Natural Environments

Natural environments are often delicately balanced ecosystems. In any stable environment (e.g. natural forests, well-established roadside verges and undisturbed banks of water courses) there is a complex web of interdependent relationships existing between the soil, the plants, the animals and the microclimate. When any one thing is changed, there can be a risk of upsetting this intricate interaction between those many components. For example, if one type of plant is removed, you may be removing the food source for a particular insect, which in turn might be important to the pollination and seed production of another plant growing on that site. Removing one thing often creates a cascade effect which destabilises and irrevocably changes the ecosystem. Managing natural environments can be more complex than what may initially seem to be the case. This does not mean though that nothing should be done.

Some changes to natural environment are intentional, but many are not. Often natural environments will be threatened by changes from the outside. Weeds or animals invading an area can destabilise the natural balance; climate change or abnormal events (e.g. a prolonged drought or freak storm) can make an otherwise stable area more susceptible to invasion and permanent alteration. The manager may need to nurture and protect natural areas in such situations until a natural balance can again be restored.

Natural ecosystems continue to evolve all the time. They are in what ecologically is called “dynamic balance”, where balance doesn’t mean that the system is static, but that it changes, maintaining healthy relationships between the components of the ecosystem. Healthy natural environments are those where species are maintained over time, or if they change and numbers dwindle for one species in particular, it is due to the establishment of more relationships with more species within the environment. This happens in “mature” (climax) environments.

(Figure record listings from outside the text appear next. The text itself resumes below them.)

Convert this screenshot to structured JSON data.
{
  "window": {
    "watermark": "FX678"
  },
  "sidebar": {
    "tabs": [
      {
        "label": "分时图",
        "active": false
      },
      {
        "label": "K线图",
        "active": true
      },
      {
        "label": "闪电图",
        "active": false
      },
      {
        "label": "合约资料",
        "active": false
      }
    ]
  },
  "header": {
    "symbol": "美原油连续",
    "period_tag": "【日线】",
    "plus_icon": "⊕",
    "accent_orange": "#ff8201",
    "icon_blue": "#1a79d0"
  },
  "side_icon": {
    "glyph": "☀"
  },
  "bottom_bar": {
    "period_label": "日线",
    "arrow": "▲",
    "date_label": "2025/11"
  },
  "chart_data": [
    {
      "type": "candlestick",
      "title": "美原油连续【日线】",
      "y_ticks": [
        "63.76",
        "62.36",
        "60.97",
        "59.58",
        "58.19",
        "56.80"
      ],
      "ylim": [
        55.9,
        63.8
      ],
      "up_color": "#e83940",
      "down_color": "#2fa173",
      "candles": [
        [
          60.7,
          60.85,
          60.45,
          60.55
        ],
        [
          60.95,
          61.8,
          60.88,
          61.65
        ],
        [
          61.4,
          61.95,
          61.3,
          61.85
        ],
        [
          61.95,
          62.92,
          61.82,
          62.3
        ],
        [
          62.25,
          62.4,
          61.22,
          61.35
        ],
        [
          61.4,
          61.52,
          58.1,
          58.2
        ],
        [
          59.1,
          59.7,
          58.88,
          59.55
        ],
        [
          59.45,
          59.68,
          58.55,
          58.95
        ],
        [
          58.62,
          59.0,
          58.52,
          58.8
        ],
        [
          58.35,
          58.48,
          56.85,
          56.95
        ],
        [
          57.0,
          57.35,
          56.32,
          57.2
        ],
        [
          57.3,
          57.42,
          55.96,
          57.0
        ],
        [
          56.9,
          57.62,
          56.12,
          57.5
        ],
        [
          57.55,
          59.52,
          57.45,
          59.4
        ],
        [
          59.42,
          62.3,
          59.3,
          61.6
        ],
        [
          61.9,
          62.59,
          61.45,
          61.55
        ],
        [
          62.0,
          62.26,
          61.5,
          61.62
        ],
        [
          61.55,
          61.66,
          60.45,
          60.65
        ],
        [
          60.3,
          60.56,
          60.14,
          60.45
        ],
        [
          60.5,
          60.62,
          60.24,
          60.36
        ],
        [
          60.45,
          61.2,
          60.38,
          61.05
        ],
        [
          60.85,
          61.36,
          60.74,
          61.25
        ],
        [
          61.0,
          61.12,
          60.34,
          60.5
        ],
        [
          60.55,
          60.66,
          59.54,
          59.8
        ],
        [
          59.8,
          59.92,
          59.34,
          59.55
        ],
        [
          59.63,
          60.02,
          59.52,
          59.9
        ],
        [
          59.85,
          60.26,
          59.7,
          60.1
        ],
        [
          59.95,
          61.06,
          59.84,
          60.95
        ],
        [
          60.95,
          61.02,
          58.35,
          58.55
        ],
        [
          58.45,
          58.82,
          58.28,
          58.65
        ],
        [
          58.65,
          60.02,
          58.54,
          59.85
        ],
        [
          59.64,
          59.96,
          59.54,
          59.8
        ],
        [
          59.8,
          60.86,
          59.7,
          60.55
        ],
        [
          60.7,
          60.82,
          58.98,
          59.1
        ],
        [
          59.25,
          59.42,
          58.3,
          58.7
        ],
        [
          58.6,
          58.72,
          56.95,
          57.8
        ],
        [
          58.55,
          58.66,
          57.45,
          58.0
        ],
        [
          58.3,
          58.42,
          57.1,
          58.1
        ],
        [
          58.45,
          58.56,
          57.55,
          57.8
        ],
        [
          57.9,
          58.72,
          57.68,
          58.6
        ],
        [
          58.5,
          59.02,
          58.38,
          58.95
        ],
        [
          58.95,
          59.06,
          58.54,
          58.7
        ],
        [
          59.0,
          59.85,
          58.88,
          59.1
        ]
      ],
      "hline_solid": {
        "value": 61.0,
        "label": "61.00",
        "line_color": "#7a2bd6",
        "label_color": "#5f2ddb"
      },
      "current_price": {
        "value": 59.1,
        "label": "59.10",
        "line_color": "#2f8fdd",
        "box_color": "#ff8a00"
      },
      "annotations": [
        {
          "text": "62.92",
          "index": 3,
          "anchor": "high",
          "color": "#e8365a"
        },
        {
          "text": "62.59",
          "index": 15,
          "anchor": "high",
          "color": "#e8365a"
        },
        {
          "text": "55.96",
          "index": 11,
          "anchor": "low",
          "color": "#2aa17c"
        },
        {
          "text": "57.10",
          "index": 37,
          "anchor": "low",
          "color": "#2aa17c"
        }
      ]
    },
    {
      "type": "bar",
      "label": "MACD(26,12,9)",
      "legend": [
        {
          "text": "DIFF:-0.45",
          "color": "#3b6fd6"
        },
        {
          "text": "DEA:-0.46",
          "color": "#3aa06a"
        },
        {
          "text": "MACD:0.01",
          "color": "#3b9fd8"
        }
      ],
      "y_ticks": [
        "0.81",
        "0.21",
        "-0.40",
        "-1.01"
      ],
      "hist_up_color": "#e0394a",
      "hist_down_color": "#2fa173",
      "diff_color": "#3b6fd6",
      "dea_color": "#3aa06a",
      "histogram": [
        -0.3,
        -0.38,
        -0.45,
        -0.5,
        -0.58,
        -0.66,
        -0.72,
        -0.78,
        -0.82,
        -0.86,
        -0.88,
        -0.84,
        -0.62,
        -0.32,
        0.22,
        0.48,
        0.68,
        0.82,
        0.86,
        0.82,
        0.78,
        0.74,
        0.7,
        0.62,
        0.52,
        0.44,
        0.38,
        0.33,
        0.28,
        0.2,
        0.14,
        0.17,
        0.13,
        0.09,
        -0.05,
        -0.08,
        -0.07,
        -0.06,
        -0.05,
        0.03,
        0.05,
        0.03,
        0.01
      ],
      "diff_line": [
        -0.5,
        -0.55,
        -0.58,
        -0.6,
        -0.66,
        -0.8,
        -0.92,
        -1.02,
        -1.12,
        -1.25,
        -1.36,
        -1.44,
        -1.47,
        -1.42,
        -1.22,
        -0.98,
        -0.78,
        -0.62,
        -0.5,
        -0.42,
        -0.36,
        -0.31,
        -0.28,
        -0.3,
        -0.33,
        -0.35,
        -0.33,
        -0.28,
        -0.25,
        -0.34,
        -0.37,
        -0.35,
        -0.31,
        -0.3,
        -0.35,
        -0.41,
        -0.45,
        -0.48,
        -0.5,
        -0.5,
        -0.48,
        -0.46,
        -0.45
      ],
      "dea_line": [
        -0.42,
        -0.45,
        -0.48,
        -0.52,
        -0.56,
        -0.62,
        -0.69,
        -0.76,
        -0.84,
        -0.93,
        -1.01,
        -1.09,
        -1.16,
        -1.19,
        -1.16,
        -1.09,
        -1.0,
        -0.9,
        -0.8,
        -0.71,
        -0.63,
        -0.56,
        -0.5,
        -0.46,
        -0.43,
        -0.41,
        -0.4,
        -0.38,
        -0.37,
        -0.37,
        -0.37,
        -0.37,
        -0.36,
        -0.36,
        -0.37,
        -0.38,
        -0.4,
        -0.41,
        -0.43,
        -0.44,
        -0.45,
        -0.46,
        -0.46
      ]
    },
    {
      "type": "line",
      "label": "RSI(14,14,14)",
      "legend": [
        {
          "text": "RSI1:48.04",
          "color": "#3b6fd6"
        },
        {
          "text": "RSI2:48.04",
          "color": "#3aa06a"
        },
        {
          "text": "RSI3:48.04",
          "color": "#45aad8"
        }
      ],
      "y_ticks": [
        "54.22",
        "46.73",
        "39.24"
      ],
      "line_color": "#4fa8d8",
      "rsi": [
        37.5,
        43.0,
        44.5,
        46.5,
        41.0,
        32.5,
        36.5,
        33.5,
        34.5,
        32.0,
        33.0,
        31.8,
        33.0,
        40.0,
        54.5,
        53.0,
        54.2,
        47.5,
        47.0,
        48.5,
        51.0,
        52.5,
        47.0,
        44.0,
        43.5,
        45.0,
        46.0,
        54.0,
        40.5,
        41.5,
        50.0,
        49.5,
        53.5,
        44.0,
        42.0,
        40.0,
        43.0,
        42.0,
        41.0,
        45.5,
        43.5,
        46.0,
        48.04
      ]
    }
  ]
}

Managing natural environments therefore must allow for species to be able to evolve within healthy limits. The growth of alien species is not a healthy change, but the change in dominance of native species over time is. Managing a natural environment then doesn’t mean to keep it static and unchanged, but more to allow the natural evolution of the native species that define that ecosystem.

Good Management Decisions

In today’s world, management has to take into account many more factors than solely managing finances and personnel. Companies and public institutions must also ensure legal, social and environmental standards are implemented; increasingly this involves complying with quality and sustainability standards.

Organising workplace priorities concerning environmental, social and quality standards involves using cleaner production systems and following eco-efficiency and/or sustainability principles.

By eco-efficiency we mean managing workplace activities in a way that maintains or improves the environment, or at least doesn’t damage it. That means:

  • using resources wisely and minimising the use of non-natural substances so that  pollution and health-related issues are reduced, therefore benefiting workers and community health
  • enhancing the conservation of habitats and species
  • preserving genetic and species diversity
  • implementing social and community programs to benefit the community 

When priorities are organised this way, and eco-efficiency principles applied, there may also be financial gains as resources are much better used, while at the same time wastage is reduced. Also, by taking care of workers and community health, by avoiding pollution and workplace accidents, significant savings can be gained in insurances and damage compensation. Another benefit to companies is the enhancement of their public image through implementing socially and environmentally sustainable practices.

Good managers plan. In fact, managing is about thinking. Thinking about the best way to do what needs to be done to accomplish the planned goals. It is also about making things happen in the best way possible with the resources, time, people and skills available.